Analysts lowered JELD‑WEN Holding’s price targets to $3.74–$3.75 per share—after the company posted quarterly losses that missed earnings and revenue forecasts. The $3.74 target was said by MSN[1] and the $3.75 figure was said by Goldman Sachs via InsiderMonkey[2].

MSN said a 21.44% cut from the prior $4.76 target, bringing the level to $3.74[1]. Goldman Sachs said it trimmed its target from $5.25 to $3.75, citing pricing headwinds, and market‑share loss[2]. Nasdaq said the average one‑year target now sits at $2.88, a 20.10% decline from $3.61 on Feb. 1, 2026[3]. Together, the figures suggest analysts expect earnings to stay muted and margins to tighten.

Earnings releases confirm the gloom. In the Q3 2025 call, JELD‑WEN posted a loss of $0.20 per share, missing the Zacks consensus of $0.18 and a sharp swing from the $0.32 profit a year earlier[4]. The Q4 2025 report showed an even larger loss of $0.42 per share versus the $0.28 estimate, while revenue fell $93.70 million year over year[5]. These shortfalls underscore the pricing pressure and slower demand the analysts highlighted.

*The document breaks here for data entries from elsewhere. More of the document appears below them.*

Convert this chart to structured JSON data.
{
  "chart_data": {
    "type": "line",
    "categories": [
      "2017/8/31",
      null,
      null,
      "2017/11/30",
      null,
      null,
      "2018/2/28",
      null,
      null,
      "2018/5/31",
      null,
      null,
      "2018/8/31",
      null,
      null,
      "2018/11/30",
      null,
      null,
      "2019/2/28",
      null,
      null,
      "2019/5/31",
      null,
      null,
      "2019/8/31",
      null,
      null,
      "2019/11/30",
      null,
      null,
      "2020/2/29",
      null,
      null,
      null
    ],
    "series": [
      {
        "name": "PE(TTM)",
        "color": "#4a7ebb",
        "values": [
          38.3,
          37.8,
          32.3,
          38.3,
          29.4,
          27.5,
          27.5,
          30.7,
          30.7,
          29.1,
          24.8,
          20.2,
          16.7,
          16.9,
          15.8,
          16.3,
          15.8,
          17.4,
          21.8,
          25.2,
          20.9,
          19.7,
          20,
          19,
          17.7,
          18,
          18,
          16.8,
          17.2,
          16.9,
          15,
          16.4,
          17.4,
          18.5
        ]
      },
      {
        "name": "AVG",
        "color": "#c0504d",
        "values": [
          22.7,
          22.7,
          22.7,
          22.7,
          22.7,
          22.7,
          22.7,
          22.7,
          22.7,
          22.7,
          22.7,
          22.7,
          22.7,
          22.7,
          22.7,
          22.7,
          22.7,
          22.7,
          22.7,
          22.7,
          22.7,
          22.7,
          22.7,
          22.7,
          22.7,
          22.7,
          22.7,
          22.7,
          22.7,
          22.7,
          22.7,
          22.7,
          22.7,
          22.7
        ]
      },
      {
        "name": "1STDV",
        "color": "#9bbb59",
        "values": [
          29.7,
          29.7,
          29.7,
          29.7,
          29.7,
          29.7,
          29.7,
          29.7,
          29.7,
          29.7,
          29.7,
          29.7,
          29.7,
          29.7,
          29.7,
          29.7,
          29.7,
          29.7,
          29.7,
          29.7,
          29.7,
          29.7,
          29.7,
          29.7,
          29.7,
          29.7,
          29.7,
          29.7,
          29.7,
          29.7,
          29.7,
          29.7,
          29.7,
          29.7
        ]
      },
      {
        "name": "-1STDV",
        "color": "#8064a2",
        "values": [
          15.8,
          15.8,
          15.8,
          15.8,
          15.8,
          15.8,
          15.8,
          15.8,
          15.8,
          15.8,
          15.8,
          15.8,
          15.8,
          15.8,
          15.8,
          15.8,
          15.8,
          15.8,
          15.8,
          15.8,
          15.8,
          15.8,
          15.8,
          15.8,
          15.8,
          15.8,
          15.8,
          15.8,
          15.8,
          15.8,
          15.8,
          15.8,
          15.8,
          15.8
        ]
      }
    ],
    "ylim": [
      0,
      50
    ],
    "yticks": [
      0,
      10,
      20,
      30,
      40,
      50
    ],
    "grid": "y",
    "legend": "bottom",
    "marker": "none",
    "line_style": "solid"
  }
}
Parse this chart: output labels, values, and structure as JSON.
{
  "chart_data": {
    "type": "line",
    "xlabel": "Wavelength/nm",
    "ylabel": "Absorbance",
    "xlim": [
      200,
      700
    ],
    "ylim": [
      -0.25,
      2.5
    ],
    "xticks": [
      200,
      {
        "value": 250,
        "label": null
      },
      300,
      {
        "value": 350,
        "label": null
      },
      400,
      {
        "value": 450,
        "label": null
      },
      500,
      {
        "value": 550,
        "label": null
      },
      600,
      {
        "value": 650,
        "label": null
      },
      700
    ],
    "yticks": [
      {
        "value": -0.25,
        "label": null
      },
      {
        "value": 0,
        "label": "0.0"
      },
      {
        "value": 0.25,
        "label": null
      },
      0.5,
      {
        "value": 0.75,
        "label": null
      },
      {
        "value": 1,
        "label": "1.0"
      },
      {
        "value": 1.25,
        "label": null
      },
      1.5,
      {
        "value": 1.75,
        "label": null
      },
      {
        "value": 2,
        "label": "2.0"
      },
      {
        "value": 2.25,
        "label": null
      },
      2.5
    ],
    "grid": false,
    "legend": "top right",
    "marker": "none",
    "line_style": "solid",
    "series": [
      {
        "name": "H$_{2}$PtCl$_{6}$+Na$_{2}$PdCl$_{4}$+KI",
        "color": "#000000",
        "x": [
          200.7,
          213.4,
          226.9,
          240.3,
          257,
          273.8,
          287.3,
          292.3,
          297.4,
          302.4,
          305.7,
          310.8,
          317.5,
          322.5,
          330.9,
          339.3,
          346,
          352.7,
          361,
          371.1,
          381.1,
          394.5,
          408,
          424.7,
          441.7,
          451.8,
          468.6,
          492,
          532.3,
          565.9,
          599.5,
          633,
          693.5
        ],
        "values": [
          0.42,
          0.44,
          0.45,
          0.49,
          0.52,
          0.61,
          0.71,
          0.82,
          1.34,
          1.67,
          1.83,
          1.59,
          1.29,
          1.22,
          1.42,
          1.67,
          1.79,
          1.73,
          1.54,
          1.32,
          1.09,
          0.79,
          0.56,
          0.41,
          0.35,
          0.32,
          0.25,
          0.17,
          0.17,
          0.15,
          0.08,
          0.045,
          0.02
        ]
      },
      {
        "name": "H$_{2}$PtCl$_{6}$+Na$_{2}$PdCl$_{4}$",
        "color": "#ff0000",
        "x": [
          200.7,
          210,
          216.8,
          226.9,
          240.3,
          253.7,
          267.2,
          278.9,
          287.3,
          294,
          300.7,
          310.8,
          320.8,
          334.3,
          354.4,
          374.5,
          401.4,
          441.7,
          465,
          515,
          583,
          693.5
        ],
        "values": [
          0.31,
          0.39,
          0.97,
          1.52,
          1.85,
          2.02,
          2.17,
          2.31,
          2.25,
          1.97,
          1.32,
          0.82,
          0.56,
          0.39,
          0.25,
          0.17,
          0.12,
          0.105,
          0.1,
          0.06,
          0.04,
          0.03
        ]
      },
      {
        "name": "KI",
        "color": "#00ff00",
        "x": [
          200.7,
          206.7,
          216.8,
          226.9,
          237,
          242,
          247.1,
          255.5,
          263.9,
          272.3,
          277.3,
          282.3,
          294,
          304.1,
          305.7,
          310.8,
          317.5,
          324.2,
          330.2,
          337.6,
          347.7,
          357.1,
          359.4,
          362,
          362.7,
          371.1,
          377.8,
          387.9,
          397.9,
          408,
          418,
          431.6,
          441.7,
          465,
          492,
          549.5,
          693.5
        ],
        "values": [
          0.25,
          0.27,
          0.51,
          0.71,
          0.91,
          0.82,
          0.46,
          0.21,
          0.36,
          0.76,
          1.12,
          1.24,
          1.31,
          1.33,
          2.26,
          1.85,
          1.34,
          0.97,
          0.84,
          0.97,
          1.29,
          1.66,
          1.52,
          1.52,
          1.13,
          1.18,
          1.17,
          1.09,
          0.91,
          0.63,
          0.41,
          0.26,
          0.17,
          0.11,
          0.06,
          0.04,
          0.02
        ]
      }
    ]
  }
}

Analyst commentary points to three core issues. First, pricing headwinds have forced the company to concede margin space. Second, competitors have eroded JELD‑WEN’s market share, especially in North‑American residential segments. Third, the combination of missed earnings and revenue has led most houses to issue a “hold” rating, urging investors to watch for a turnaround before adding positions[6][7].

Going forward, the stock’s trajectory will hinge on whether JELD‑WEN can stabilize pricing, regain share in key markets, and deliver a profit in the next reporting period. Investors are likely to weigh the revised targets against any sign of operational improvement before adjusting their exposure.

**What this means**: The consensus price‑target range of roughly $3.75 per share reflects a market consensus that JELD‑WEN faces short‑term earnings pressure. Until the company demonstrates the ability to reverse revenue declines and improve profitability, the stock is expected to remain under scrutiny, with upside limited to the execution of a clear turnaround plan.

Analysts trimmed price targets to roughly $3.75 per share.

The consensus price‑target range of roughly $3.75 per share reflects a market consensus that JELD‑WEN faces short‑term earnings pressure. Until the company demonstrates the ability to reverse revenue declines and improve profitability, the stock is expected to remain under scrutiny, with upside limited to the execution of a clear turnaround plan.